August 8, 2002
My son from Connecticut, John, flew home twice this summer to attend to a commission for a sculpture over in San Angelo. The subject of the work is Saint Angela, the namesake of the city. A second figure is Angela de La Garza, the wife of the original grantee of the land to build the city and also a namesake for the town.
The whole project has been a hardship on my part. He stayed several days each visit, but he was so preoccupied that he didn't help us once at the ranch. June is a busy month. We sprayed the cattle twice for a new drouth-resistant fungus that causes the cows to look like severe cases of lice infection. Been a big help to his old daddy if he'd stayed around to gather and doctor the cattle instead spending all his time over at the art museum in San Angelo.
Folks over in Angelo were making a big splash of the sculpture, how the two figures are going to be bronze one and a half times life-size, or nine or ten feet tall, standing in front of the new visitors' center on the river. I wasn't so carried away. At Mertzon, we have a native stone monument commemorating war veterans and a granite slab with a bronze plaque honoring the Dove Creek Indian Battle in front of the courthouse right by a tall flagpole flying the Stars and Stripes and the banner of the State of Texas. The Mertzon work is unsigned, yet whoever the artist was, he probably stayed in touch with his dad during the sculpting in case the old man needed to work his cattle, doctor his sheep or haul hay.
In the first place, sculptors should stay home — have a sense of place. The famous Michelangelo was a homebody. Pope Julius II had to threaten the Lord Mayor of Florence with excommunication for all of Florence to get Michelangelo to come do the murals in the Sistine Chapel. Means Michelangelo put his hometown above the very Vatican City of the Diocese of Rome. Had the Lord Mayor not knuckled under, Michelangelo might have had time to do another beautiful piece like his David.
At the unveiling of the model on the big night my son was chosen to do the sculpture, over and over all I heard was: "I just can't believe he's your son." Hand it to Wool Capitol citizens, there's no fooling those hombres. They know ranchers. Know the only speck of color that ever comes into ranch life is a piece of red marking chalk to stripe an old ewe's back. Know further the only exposure to color and light in our past is the swirling front of a nickelodeon in a cowboy joint, where art appreciation refines slow — real slow.

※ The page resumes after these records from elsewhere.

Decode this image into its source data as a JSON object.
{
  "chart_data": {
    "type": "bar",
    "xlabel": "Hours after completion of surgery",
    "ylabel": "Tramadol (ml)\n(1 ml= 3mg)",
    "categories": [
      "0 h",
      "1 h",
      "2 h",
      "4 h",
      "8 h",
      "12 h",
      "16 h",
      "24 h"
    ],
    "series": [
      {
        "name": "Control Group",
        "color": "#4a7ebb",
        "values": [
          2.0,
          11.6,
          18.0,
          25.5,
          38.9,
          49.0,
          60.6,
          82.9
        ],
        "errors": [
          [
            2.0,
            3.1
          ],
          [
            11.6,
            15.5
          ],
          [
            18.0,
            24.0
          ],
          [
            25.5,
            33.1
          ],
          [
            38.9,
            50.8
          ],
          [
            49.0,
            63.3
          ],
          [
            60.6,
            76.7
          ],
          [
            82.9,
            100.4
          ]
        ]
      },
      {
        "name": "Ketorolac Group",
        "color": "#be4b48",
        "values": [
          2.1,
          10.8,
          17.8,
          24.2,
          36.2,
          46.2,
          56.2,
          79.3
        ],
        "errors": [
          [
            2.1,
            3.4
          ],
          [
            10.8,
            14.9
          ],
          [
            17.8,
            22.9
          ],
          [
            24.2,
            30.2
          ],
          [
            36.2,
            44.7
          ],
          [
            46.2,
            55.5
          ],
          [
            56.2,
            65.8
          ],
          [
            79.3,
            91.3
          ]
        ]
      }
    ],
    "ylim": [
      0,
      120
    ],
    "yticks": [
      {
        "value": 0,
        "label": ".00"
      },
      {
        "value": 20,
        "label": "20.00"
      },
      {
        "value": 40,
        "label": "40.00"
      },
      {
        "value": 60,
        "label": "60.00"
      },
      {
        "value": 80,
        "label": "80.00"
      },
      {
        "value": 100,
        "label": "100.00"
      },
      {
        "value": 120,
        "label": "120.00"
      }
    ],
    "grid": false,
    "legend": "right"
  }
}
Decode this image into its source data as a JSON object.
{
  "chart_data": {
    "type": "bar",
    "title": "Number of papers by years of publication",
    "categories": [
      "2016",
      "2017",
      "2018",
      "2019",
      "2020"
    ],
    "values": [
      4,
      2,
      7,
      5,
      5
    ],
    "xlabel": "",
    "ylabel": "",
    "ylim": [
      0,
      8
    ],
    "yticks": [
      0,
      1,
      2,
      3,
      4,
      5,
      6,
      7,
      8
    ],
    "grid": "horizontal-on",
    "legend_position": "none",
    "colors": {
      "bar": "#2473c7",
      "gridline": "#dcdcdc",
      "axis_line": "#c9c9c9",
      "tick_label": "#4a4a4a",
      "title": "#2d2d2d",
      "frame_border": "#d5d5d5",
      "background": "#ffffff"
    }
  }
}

But I didn't expect any town person to appreciate how much I contributed to his being prepared to be an artist. Artists need retreats. Several summers, I allowed him to live at the line camp in complete solitude. Gave him the chance to appreciate nature, to sleep out on the back porch and eat his lunch in the pasture. Also, Goat Whiskers the Younger deserves credit for shaping his life. Whiskers introduced him to the ring of a steel crowbar resounding against flint rock. Showed him the freedom of taking the outside swing on dozens of pre-daylight roundups. And best of all, kept him in the country on weekends, away from the wasteful frivolity of the cities.
One of the reporters for the Angelo daily asked me what schooling or training influenced his career the most. I told him old Cecil Parks on the Whiskers ranch taught him more about gathering stock and throwing a quiet, quick loop at the correct moment than all the days he spent working in my sheep-scattering episodes. The fellow looked puzzled. I explained that unless a hand learns the right move at the right time, he can be more trouble than help around livestock. Hard to tell a city fellow how much time it takes to learn to be a cowboy.
One night sitting in the front yard at the ranch, he admitted how different his brothers in Austin had become. How back when they dug rock holes for Goat Whisker's highway fence, they never hurt each other's feelings. "Sometimes," he said, "we'd become plenty upset over hitting rock six inches below the ground instead of 12. But as far as tender feelings, our backs and palms ached too bad to add a hurt." (The fence they built for Whiskers stills stands over where I join his horse trap.)
He's returning in the fall for more art business. I wrote him a postcard telling him that if he came a little earlier, we needed to wean the calves and ship the old cows. Be a good chance to reattach to the spirit of the land. Pope Julius sure knew how to deal with artists. Maybe I'm using too soft a glove.